Prevention of fatal hepatic complication in schistosomiasis by inhibition of CETP

  • Schistosoma japonicum, once endemic all the East Asia, remains as a serious public health problem in certain regions. Ectopic egg embryonation in the liver causes granulomatosis and eventually fatal cirrhosis, so that prevention of this process is one of the keys to reduce its mortality. The embryonation requires cholesteryl ester from HDL of the host blood for egg yolk formation, and this reaction is impaired from the abnormal large HDL in genetic cholesteryl ester transfer protein (CETP) deficiency. When CETP was expressed in mice that otherwise lack this protein, granulomatosis of the liver was shown increased compared to the wild type upon infection of Schistosoma japonicum.

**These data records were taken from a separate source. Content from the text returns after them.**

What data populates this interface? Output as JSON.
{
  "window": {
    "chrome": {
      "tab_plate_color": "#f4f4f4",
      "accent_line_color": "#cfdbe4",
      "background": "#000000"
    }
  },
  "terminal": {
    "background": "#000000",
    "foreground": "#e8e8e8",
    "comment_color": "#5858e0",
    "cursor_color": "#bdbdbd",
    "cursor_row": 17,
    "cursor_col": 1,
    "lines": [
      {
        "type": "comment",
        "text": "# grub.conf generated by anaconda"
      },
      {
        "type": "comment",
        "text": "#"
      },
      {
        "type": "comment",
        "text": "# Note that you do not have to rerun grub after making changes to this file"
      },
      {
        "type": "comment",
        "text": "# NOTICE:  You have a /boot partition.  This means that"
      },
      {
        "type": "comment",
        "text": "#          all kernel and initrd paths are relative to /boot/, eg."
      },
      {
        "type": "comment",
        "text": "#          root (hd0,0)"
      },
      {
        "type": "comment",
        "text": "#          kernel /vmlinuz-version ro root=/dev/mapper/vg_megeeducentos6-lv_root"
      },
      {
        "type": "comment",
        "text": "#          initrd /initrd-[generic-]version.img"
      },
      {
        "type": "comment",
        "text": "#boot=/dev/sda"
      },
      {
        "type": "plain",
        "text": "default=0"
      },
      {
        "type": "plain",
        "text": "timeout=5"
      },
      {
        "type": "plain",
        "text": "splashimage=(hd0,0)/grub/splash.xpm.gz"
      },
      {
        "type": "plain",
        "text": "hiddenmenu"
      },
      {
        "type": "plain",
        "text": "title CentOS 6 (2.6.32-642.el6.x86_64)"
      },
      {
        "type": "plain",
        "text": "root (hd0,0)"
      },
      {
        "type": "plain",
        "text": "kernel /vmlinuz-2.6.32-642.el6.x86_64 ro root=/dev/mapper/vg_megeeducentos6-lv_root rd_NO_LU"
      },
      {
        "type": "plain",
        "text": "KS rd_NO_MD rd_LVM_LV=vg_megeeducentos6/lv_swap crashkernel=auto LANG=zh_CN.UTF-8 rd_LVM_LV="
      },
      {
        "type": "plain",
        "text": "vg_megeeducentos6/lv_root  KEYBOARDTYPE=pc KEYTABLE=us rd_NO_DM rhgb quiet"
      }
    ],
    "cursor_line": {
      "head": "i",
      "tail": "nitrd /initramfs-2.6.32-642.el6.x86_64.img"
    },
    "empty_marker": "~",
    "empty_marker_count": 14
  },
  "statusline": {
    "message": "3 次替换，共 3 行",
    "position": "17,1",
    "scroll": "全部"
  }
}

The CETP deficiencies accumulated exclusively in East Asia, from Indochina to Siberia, so that Shistosomiasis can be a screening factor for this accumulation. CD36 related protein (CD36RP) was identified as a protein for this reaction, cloned from the cDNA library of Schistosoma japonicum with 1880-bp encoding 506 amino acids. The antibody against the extracellular loop of CD36RP inhibited cholesteryl ester uptake from HDL and suppressed egg embryonation in culture. Therefore, inhibition of CETP is a potential approach to prevent liver granulomatosis and thereby fatal liver cirrhosis in the infection of Schistosoma japonicum.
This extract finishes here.